Que tenga cuidado. ¿Cómo? Ella misma se ofrece a colocarme una gasa humedecida del líquido amarillento sobre la encía. Lo hace delicadamente. No me cobra por ello. Me repite que tenga cuidado, que tenga cuidado. Las hemorragias dentales pueden ser peligrosas. Quizás el doctor ha olvidado cerrar el agujero. Deberé ir mañana por la mañana si la hemorragia continúa.

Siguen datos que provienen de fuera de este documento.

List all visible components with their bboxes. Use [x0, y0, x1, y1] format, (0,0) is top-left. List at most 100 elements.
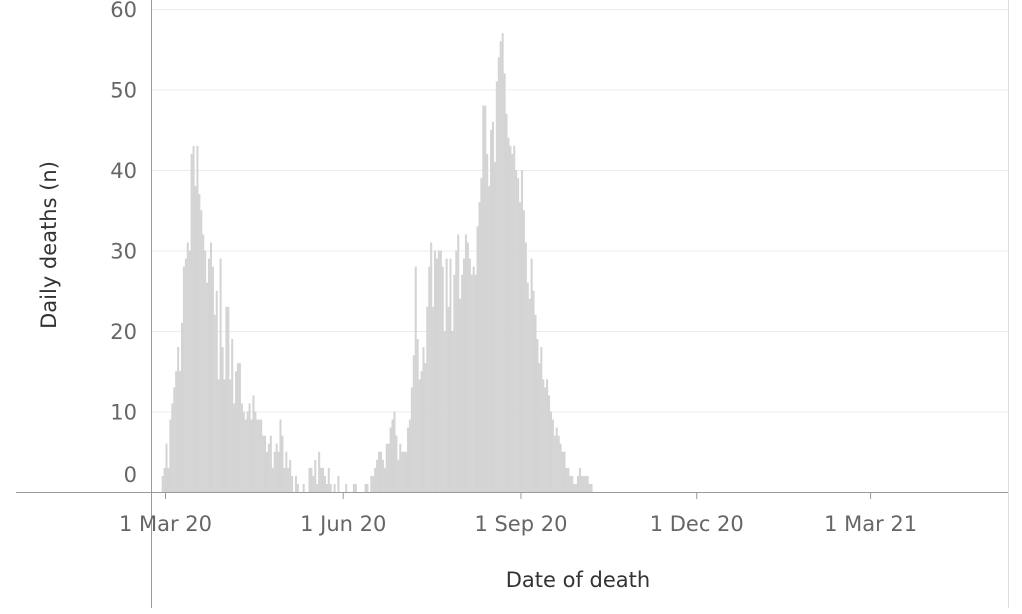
bar	[238, 363, 241, 492]
bar	[586, 475, 589, 492]
bar	[227, 306, 230, 492]
bar	[267, 443, 270, 492]
bar	[424, 363, 427, 492]
bar	[563, 451, 566, 492]
bar	[484, 105, 487, 492]
bar	[389, 427, 392, 492]
bar	[182, 266, 185, 492]
bar	[542, 379, 545, 492]
bar	[379, 451, 382, 492]
bar	[258, 419, 261, 492]
bar	[376, 459, 379, 492]
bar	[497, 57, 500, 493]
bar	[459, 298, 462, 492]
bar	[441, 266, 444, 492]
bar	[578, 467, 581, 492]
bar	[177, 347, 180, 492]
bar	[493, 161, 496, 492]
bar	[213, 314, 216, 492]
bar	[194, 186, 197, 492]
bar	[260, 419, 263, 492]
bar	[584, 475, 587, 492]
bar	[233, 403, 236, 492]
bar	[221, 347, 224, 492]
bar	[470, 274, 473, 492]
bar	[461, 274, 464, 492]
bar	[548, 395, 551, 492]
bar	[513, 145, 516, 492]
bar	[200, 210, 203, 492]
bar	[406, 427, 410, 492]
bar	[474, 274, 477, 492]
bar	[372, 475, 375, 492]
bar	[420, 371, 423, 492]
bar	[575, 483, 578, 492]
bar	[190, 153, 193, 492]
bar	[530, 258, 533, 492]
bar	[435, 258, 438, 492]
bar	[262, 435, 265, 492]
bar	[524, 242, 527, 492]
bar	[215, 290, 218, 492]
bar	[163, 467, 166, 492]
bar	[405, 451, 408, 492]
bar	[240, 403, 243, 492]
bar	[310, 467, 313, 492]
bar	[449, 258, 452, 492]
bar	[173, 387, 176, 492]
bar	[385, 443, 388, 492]
bar	[314, 459, 317, 492]
bar	[403, 451, 406, 492]
bar	[236, 363, 240, 492]
bar	[223, 379, 226, 492]
bar	[447, 306, 450, 492]
bar	[281, 435, 284, 492]
bar	[397, 459, 400, 492]
bar	[250, 419, 253, 492]
bar	[434, 250, 437, 492]
bar	[169, 419, 172, 492]
bar	[333, 483, 336, 492]
bar	[370, 475, 373, 492]
bar	[393, 411, 396, 492]
bar	[198, 194, 201, 492]
bar	[414, 266, 417, 492]
bar	[410, 387, 413, 492]
bar	[445, 258, 448, 492]
y-tick-label: 30	[110, 240, 137, 264]
bar	[482, 105, 485, 492]
bar	[254, 411, 257, 492]
bar	[451, 331, 454, 492]
bar	[590, 483, 593, 492]
bar	[464, 234, 467, 492]
bar	[453, 274, 456, 492]
bar	[520, 170, 523, 492]
bar	[395, 435, 398, 492]
bar	[511, 153, 514, 492]
bar	[515, 170, 518, 492]
bar	[559, 443, 562, 492]
bar	[571, 475, 574, 492]
bar	[374, 467, 377, 492]
bar	[486, 153, 489, 492]
y-axis-title: Daily deaths (n)	[37, 161, 61, 329]
bar	[495, 81, 498, 492]
bar	[252, 395, 255, 492]
bar	[256, 419, 259, 492]
bar	[455, 250, 458, 492]
bar	[171, 403, 174, 492]
bar	[499, 41, 502, 492]
bar	[219, 258, 222, 492]
bar	[457, 234, 460, 492]
bar	[208, 258, 211, 492]
bar	[329, 483, 332, 492]
bar	[480, 178, 483, 493]
bar	[378, 451, 381, 492]
bar	[546, 379, 549, 492]
bar	[229, 379, 232, 492]
bar	[248, 403, 251, 492]
bar	[366, 483, 369, 492]
bar	[387, 443, 390, 492]
bar	[289, 459, 292, 492]
bar	[428, 266, 431, 492]
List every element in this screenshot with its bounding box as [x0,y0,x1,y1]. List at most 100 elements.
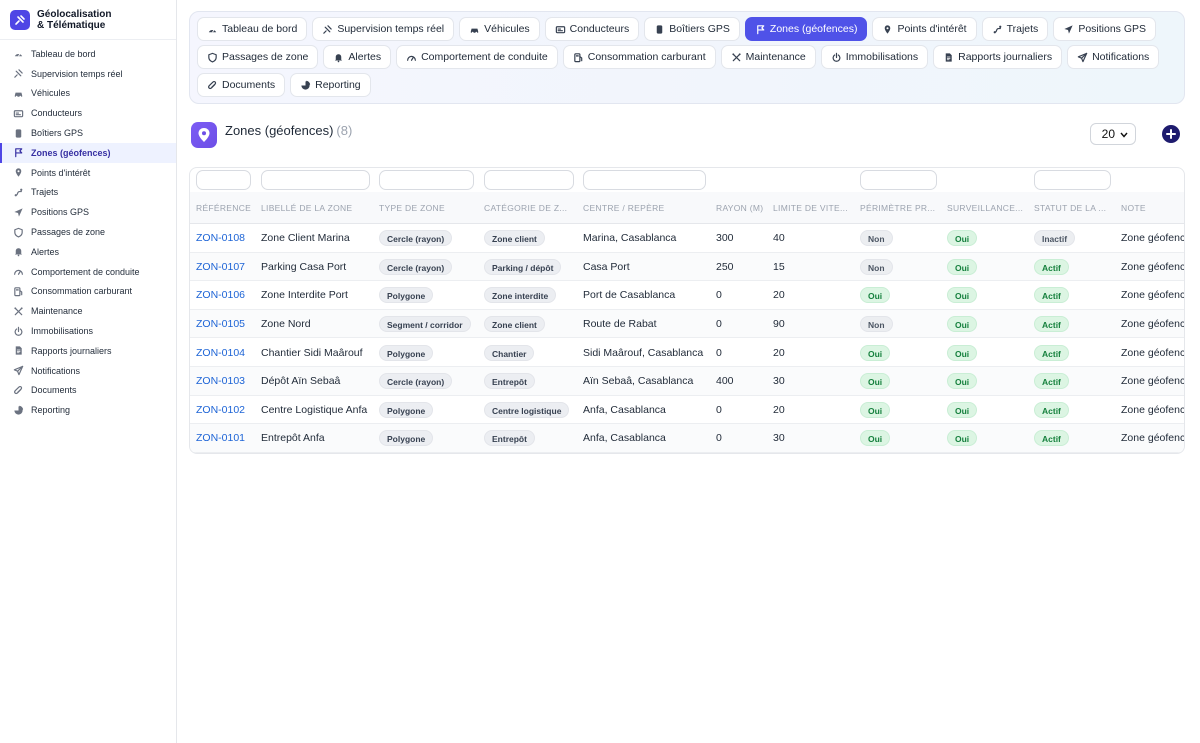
sidebar-item-passages-de-zone[interactable]: Passages de zone [0,222,176,242]
cell-speed: 20 [773,281,855,310]
column-header-category[interactable]: CATÉGORIE DE Z... [484,203,568,213]
sidebar-item-alertes[interactable]: Alertes [0,242,176,262]
zone-reference-link[interactable]: ZON-0102 [196,403,246,416]
column-header-label[interactable]: LIBELLÉ DE LA ZONE [261,203,353,213]
cell-ref[interactable]: ZON-0106 [196,281,256,310]
column-header-note[interactable]: NOTE [1121,203,1146,213]
cell-note: Zone géofence [1121,338,1184,367]
zone-reference-link[interactable]: ZON-0106 [196,289,246,302]
column-header-status[interactable]: STATUT DE LA ... [1034,203,1107,213]
type-badge: Cercle (rayon) [379,373,453,390]
column-header-radius[interactable]: RAYON (M) [716,203,764,213]
table-row[interactable]: ZON-0102 Centre Logistique Anfa Polygone Ce… [190,396,1184,425]
tab-label: Boîtiers GPS [669,23,730,35]
tab-tableau-de-bord[interactable]: Tableau de bord [197,17,308,41]
category-badge: Entrepôt [484,373,535,390]
table-row[interactable]: ZON-0103 Dépôt Aïn Sebaâ Cercle (rayon) Ent… [190,367,1184,396]
sidebar-item-maintenance[interactable]: Maintenance [0,301,176,321]
column-header-perimeter[interactable]: PÉRIMÈTRE PR... [860,203,936,213]
tab-passages-de-zone[interactable]: Passages de zone [197,45,319,69]
table-row[interactable]: ZON-0108 Zone Client Marina Cercle (rayon)… [190,224,1184,253]
sidebar-item-rapports-journaliers[interactable]: Rapports journaliers [0,341,176,361]
add-zone-button[interactable] [1162,125,1180,143]
column-header-center[interactable]: CENTRE / REPÈRE [583,203,665,213]
sidebar-item-vehicules[interactable]: Véhicules [0,84,176,104]
geofence-icon [12,147,24,159]
cell-ref[interactable]: ZON-0102 [196,396,256,425]
sidebar-item-positions-gps[interactable]: Positions GPS [0,202,176,222]
filter-input-center[interactable] [583,170,706,190]
satellite-icon [12,68,24,80]
filter-input-ref[interactable] [196,170,251,190]
column-header-ref[interactable]: RÉFÉRENCE [196,203,252,213]
tab-alertes[interactable]: Alertes [323,45,392,69]
column-header-surveillance[interactable]: SURVEILLANCE... [947,203,1024,213]
cell-ref[interactable]: ZON-0105 [196,310,256,339]
sidebar-item-zones-geofences[interactable]: Zones (géofences) [0,142,176,163]
per-page-select[interactable]: 20 [1090,123,1136,145]
sidebar-item-immobilisations[interactable]: Immobilisations [0,321,176,341]
column-header-type[interactable]: TYPE DE ZONE [379,203,445,213]
filter-input-perimeter[interactable] [860,170,937,190]
sidebar-item-tableau-de-bord[interactable]: Tableau de bord [0,44,176,64]
zone-reference-link[interactable]: ZON-0104 [196,346,246,359]
tab-reporting[interactable]: Reporting [290,73,371,97]
sidebar-item-conducteurs[interactable]: Conducteurs [0,103,176,123]
tab-maintenance[interactable]: Maintenance [720,45,816,69]
filter-input-type[interactable] [379,170,474,190]
tab-vehicules[interactable]: Véhicules [459,17,540,41]
sidebar-item-boitiers-gps[interactable]: Boîtiers GPS [0,123,176,143]
tab-consommation-carburant[interactable]: Consommation carburant [562,45,716,69]
table-row[interactable]: ZON-0105 Zone Nord Segment / corridor Zone … [190,309,1184,339]
cell-category: Zone client [484,310,579,339]
sidebar-item-comportement-de-conduite[interactable]: Comportement de conduite [0,262,176,282]
sidebar-item-consommation-carburant[interactable]: Consommation carburant [0,282,176,302]
zone-reference-link[interactable]: ZON-0103 [196,375,246,388]
tab-notifications[interactable]: Notifications [1067,45,1160,69]
paperclip-icon [12,384,24,396]
zone-reference-link[interactable]: ZON-0101 [196,432,246,445]
tab-boitiers-gps[interactable]: Boîtiers GPS [644,17,740,41]
cell-ref[interactable]: ZON-0104 [196,338,256,367]
cell-speed: 30 [773,424,855,453]
tab-positions-gps[interactable]: Positions GPS [1053,17,1157,41]
tab-zones-geofences[interactable]: Zones (géofences) [744,17,868,41]
cell-ref[interactable]: ZON-0103 [196,367,256,396]
sidebar-item-trajets[interactable]: Trajets [0,183,176,203]
tab-supervision-temps-reel[interactable]: Supervision temps réel [312,17,455,41]
column-header-speed[interactable]: LIMITE DE VITE... [773,203,849,213]
cell-category: Zone interdite [484,281,579,310]
report-icon [12,345,24,357]
cell-ref[interactable]: ZON-0107 [196,253,256,282]
zone-reference-link[interactable]: ZON-0108 [196,232,246,245]
tab-trajets[interactable]: Trajets [981,17,1049,41]
filter-input-category[interactable] [484,170,574,190]
table-row[interactable]: ZON-0101 Entrepôt Anfa Polygone Entrepôt Anf… [190,424,1184,453]
tab-documents[interactable]: Documents [197,73,286,97]
tab-conducteurs[interactable]: Conducteurs [544,17,640,41]
tab-points-d-interet[interactable]: Points d'intérêt [872,17,977,41]
sidebar-item-supervision-temps-reel[interactable]: Supervision temps réel [0,64,176,84]
table-row[interactable]: ZON-0106 Zone Interdite Port Polygone Zone … [190,281,1184,310]
cell-center: Sidi Maârouf, Casablanca [583,338,711,367]
tab-rapports-journaliers[interactable]: Rapports journaliers [933,45,1063,69]
zone-reference-link[interactable]: ZON-0105 [196,318,246,331]
sidebar-item-notifications[interactable]: Notifications [0,361,176,381]
zone-reference-link[interactable]: ZON-0107 [196,260,246,273]
tab-immobilisations[interactable]: Immobilisations [820,45,929,69]
sidebar-item-reporting[interactable]: Reporting [0,400,176,420]
filter-input-status[interactable] [1034,170,1111,190]
brand[interactable]: Géolocalisation & Télématique [0,0,176,40]
sidebar-item-documents[interactable]: Documents [0,381,176,401]
table-row[interactable]: ZON-0107 Parking Casa Port Cercle (rayon) P… [190,252,1184,282]
cell-surveillance: Oui [947,424,1029,453]
cell-perimeter: Oui [860,396,942,425]
status-badge: Actif [1034,316,1069,333]
sidebar-item-points-d-interet[interactable]: Points d'intérêt [0,163,176,183]
filter-input-label[interactable] [261,170,370,190]
table-row[interactable]: ZON-0104 Chantier Sidi Maârouf Polygone Cha… [190,338,1184,367]
tab-comportement-de-conduite[interactable]: Comportement de conduite [396,45,558,69]
gauge-icon [406,52,417,63]
cell-ref[interactable]: ZON-0108 [196,224,256,253]
cell-ref[interactable]: ZON-0101 [196,424,256,453]
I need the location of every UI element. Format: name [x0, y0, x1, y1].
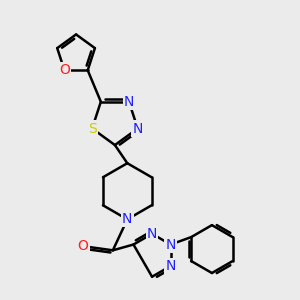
- Text: S: S: [88, 122, 97, 136]
- Text: N: N: [124, 95, 134, 109]
- Text: N: N: [166, 238, 176, 251]
- Text: N: N: [147, 227, 157, 241]
- Text: N: N: [133, 122, 143, 136]
- Text: O: O: [78, 239, 88, 253]
- Text: N: N: [122, 212, 133, 226]
- Text: O: O: [59, 63, 70, 77]
- Text: N: N: [166, 259, 176, 273]
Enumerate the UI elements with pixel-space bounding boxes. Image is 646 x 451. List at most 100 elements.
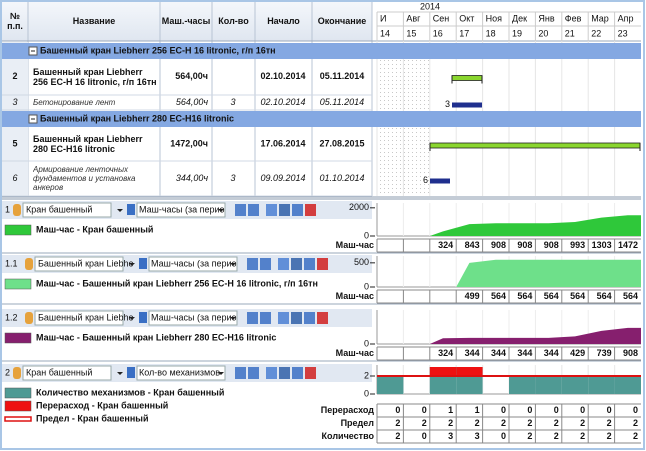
toolbar-button[interactable] xyxy=(317,258,328,270)
toolbar-button[interactable] xyxy=(248,367,259,379)
row-number: 5 xyxy=(12,138,17,148)
week-label: 23 xyxy=(618,28,628,38)
resource-value[interactable]: Кран башенный xyxy=(26,204,92,214)
legend-label: Маш-час - Башенный кран Liebherr 256 EC-… xyxy=(36,278,318,288)
row-count: 3 xyxy=(230,97,235,107)
month-label: Окт xyxy=(459,13,474,23)
toolbar-button[interactable] xyxy=(291,258,302,270)
dropdown-arrow xyxy=(129,317,135,320)
row-hours: 344,00ч xyxy=(176,173,209,183)
count-bar xyxy=(614,376,641,394)
value-cell: 429 xyxy=(570,348,585,358)
legend-label: Маш-час - Кран башенный xyxy=(36,224,153,234)
legend-label: Количество механизмов - Кран башенный xyxy=(36,387,224,397)
resource-value[interactable]: Кран башенный xyxy=(26,367,92,377)
toolbar-button[interactable] xyxy=(305,204,316,216)
toolbar-button[interactable] xyxy=(235,367,246,379)
legend-label: Маш-час - Башенный кран Liebherr 280 EC-… xyxy=(36,332,276,342)
toolbar-button[interactable] xyxy=(278,258,289,270)
toolbar-button[interactable] xyxy=(260,258,271,270)
metric-value: Маш-часы (за перио xyxy=(139,204,225,214)
week-label: 15 xyxy=(406,28,416,38)
column-header: Начало xyxy=(267,15,300,26)
column-header: Название xyxy=(72,15,116,26)
toolbar-button[interactable] xyxy=(317,312,328,324)
value-cell: 564 xyxy=(623,291,638,301)
column-header: Начало xyxy=(267,15,300,26)
value-cell: 2 xyxy=(448,418,453,428)
value-cell: 0 xyxy=(422,405,427,415)
toolbar-button[interactable] xyxy=(291,312,302,324)
value-cell: 2 xyxy=(607,431,612,441)
toolbar-button[interactable] xyxy=(235,204,246,216)
value-cell: 0 xyxy=(422,431,427,441)
row-start: 17.06.2014 xyxy=(260,138,305,148)
toolbar-button[interactable] xyxy=(266,204,277,216)
toolbar-button[interactable] xyxy=(305,367,316,379)
column-header: Окончание xyxy=(318,16,367,26)
value-cell: 344 xyxy=(544,348,559,358)
resource-value[interactable]: Башенный кран Liebhe xyxy=(38,258,134,268)
row-label: Перерасход xyxy=(321,405,375,415)
resource-value[interactable]: Башенный кран Liebhe xyxy=(38,312,134,322)
resource-icon xyxy=(13,204,21,216)
group-title: Башенный кран Liebherr 280 EC-H16 litron… xyxy=(40,113,234,123)
value-cell: 993 xyxy=(570,240,585,250)
week-label: 20 xyxy=(538,28,548,38)
toolbar-button[interactable] xyxy=(266,367,277,379)
value-cell: 344 xyxy=(491,348,506,358)
dropdown-arrow xyxy=(117,209,123,212)
month-label: Мар xyxy=(591,13,609,23)
row-end: 05.11.2014 xyxy=(320,71,365,81)
row-start: 02.10.2014 xyxy=(260,97,305,107)
column-header: Кол-во xyxy=(218,16,248,26)
legend-swatch xyxy=(4,332,32,344)
week-label: 16 xyxy=(433,28,443,38)
row-name: Башенный кран Liebherr 280 EC-H16 litron… xyxy=(33,134,143,154)
row-end: 27.08.2015 xyxy=(319,138,364,148)
month-label: Ноя xyxy=(486,13,503,23)
value-cell: 908 xyxy=(491,240,506,250)
dropdown-arrow xyxy=(129,263,135,266)
row-start: 09.09.2014 xyxy=(260,173,305,183)
y-tick-label: 0 xyxy=(364,281,369,291)
value-cell: 3 xyxy=(475,431,480,441)
toolbar-button[interactable] xyxy=(248,204,259,216)
value-cell: 344 xyxy=(517,348,532,358)
toolbar-button[interactable] xyxy=(260,312,271,324)
metric-dropdown xyxy=(148,310,238,326)
area xyxy=(429,327,641,344)
value-cell: 908 xyxy=(544,240,559,250)
row-hours: 564,00ч xyxy=(175,71,208,81)
toolbar-button[interactable] xyxy=(279,204,290,216)
legend-label: Предел - Кран башенный xyxy=(36,413,149,423)
toolbar-button[interactable] xyxy=(247,312,258,324)
column-header: Название xyxy=(72,15,116,26)
toolbar-button[interactable] xyxy=(292,367,303,379)
metric-value: Маш-часы (за перио xyxy=(151,258,237,268)
toolbar-button[interactable] xyxy=(279,367,290,379)
row-label: Маш-час xyxy=(336,291,374,301)
row-label: Количество xyxy=(322,431,375,441)
week-label: 14 xyxy=(380,28,390,38)
row-name: Бетонирование лент xyxy=(33,98,116,108)
row-hours: 1472,00ч xyxy=(170,138,208,148)
toolbar-button[interactable] xyxy=(304,312,315,324)
value-cell: 564 xyxy=(597,291,612,301)
row-number: 2 xyxy=(12,71,17,81)
month-label: Сен xyxy=(433,13,450,23)
toolbar-button[interactable] xyxy=(292,204,303,216)
row-end: 01.10.2014 xyxy=(319,173,364,183)
toolbar-button[interactable] xyxy=(278,312,289,324)
column-header: № п.п. xyxy=(7,10,23,31)
metric-dropdown xyxy=(136,365,226,381)
value-cell: 1303 xyxy=(592,240,612,250)
value-cell: 0 xyxy=(501,431,506,441)
month-label: Апр xyxy=(618,13,634,23)
month-label: Дек xyxy=(512,13,527,23)
toolbar-button[interactable] xyxy=(247,258,258,270)
value-cell: 2 xyxy=(501,418,506,428)
row-label: Предел xyxy=(341,418,375,428)
toolbar-button[interactable] xyxy=(304,258,315,270)
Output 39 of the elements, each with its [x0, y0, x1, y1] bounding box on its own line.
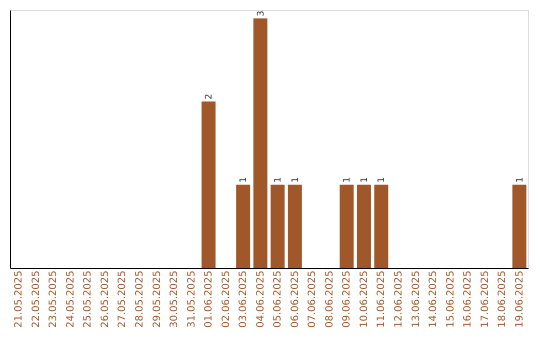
x-tick-label: 26.05.2025	[100, 270, 111, 328]
x-tick-label: 31.05.2025	[186, 270, 198, 328]
x-tick-label: 16.06.2025	[462, 270, 474, 328]
x-tick-label: 10.06.2025	[358, 270, 370, 328]
x-tick-label: 14.06.2025	[428, 270, 440, 328]
x-tick-label: 01.06.2025	[204, 270, 215, 328]
x-tick-label: 25.05.2025	[82, 270, 94, 328]
x-tick-label: 03.06.2025	[238, 270, 250, 328]
x-tick-label: 18.06.2025	[497, 270, 508, 328]
data-label: 1	[360, 177, 370, 183]
data-label: 1	[239, 177, 250, 183]
x-tick-label: 23.05.2025	[48, 270, 60, 328]
x-tick-label: 06.06.2025	[290, 270, 301, 328]
x-tick-label: 17.06.2025	[480, 270, 491, 328]
x-tick-label: 22.05.2025	[30, 270, 42, 328]
x-tick-label: 05.06.2025	[272, 270, 284, 328]
x-tick-label: 15.06.2025	[445, 270, 456, 328]
x-tick-label: 09.06.2025	[342, 270, 353, 328]
x-tick-label: 29.05.2025	[152, 270, 163, 328]
data-label: 2	[204, 94, 215, 100]
x-tick-label: 30.05.2025	[169, 270, 180, 328]
x-tick-label: 04.06.2025	[255, 270, 266, 328]
data-label: 1	[290, 177, 301, 183]
data-label: 1	[274, 177, 284, 183]
x-tick-label: 11.06.2025	[376, 270, 388, 328]
x-tick-label: 02.06.2025	[220, 270, 232, 328]
x-tick-label: 24.05.2025	[65, 270, 76, 328]
x-tick-label: 28.05.2025	[134, 270, 146, 328]
x-tick-label: 07.06.2025	[307, 270, 318, 328]
x-tick-label: 12.06.2025	[394, 270, 404, 328]
x-tick-label: 21.05.2025	[14, 270, 25, 328]
x-tick-label: 19.06.2025	[514, 270, 526, 328]
data-label: 1	[377, 177, 388, 183]
data-label: 1	[342, 177, 353, 183]
x-tick-label: 13.06.2025	[410, 270, 422, 328]
data-label: 1	[515, 177, 526, 183]
x-tick-label: 08.06.2025	[324, 270, 336, 328]
x-tick-label: 27.05.2025	[117, 270, 128, 328]
data-label: 3	[256, 10, 266, 16]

Regreso a mi sillón. Consigo aguantar casi veinte minutos con la boca cerrada. Pero la mujer me ha recomendado no tragar la sangre: podría declarárseme una infección intestinal. Escupo de nuevo. La sangre es viscosa, menos negra que antes, casi limpia. Poco a poco la boca se me llena, escupo, se me llena, escupo, se me llena… No tengo sueño. Todo está silencioso, pacífico. Ningún ruido llega hasta mí, salvo la caída seca de mi sangre en el bote ya a medias lleno. Me llega el presentimiento de la muerte. Ante él, viene un cortejo de hombres y mujeres que me han conocido, cuya voz distingo, la voz que canta un salmo de tristeza. ¿Tristeza porque voy a morir? Les he amado, creen que les amo aún. Les dejaré que lloren. Yo acogeré la muerte con los honores que se merece. Me doy cierta repugnancia al verme tan feo por dentro. Esta sangre no es hermosa. Arrastra hilos mucosos de saliva. He tomado dos nuevas ampollas hemostáticas, pero la hemorragia no cesa. Es justo. Soy todavía Mylkas, pues no me opongo a cuanto me ocurre. Ayer no lo hubiera pensado. ¡Una muela! Mi juicio ha quedado sobre la plataforma de la silla monstruosa: el trocito de hueso blanco que anunciaba la muerte. Me aburro. He leído gran parte de la revista. Lo más curioso es que me siento más lúcido que nunca: no tengo hambre, ni sed, ni sueño. Lástima que esta sangre venga a estropear el cuadro. Aunque lo intente, no logro creerme una estatua alada. Pienso más bien en un sapo que escupe a enemigos inexistentes, húmedo y verdoso, lleno de asco. Me resultas lamentable, Mylkas. No estás elegante para recibir a la muerte y su cortejo… ¡Ya sé cómo emplear el tiempo! Escribiré mi testamento. Me dará tiempo. Este cortejo que llora espera recibir algo, una parte de los despojos del muerto. Pues bien, voy a coger mi bolígrafo, escupiré hondamente. Pongo sobre la cama la revista, sobre ella la agenda que me dieron en la librería de París y en ella escribiré mi última voluntad. Da gusto poder ser tan solemne en estos casos. Poder ser tan feliz.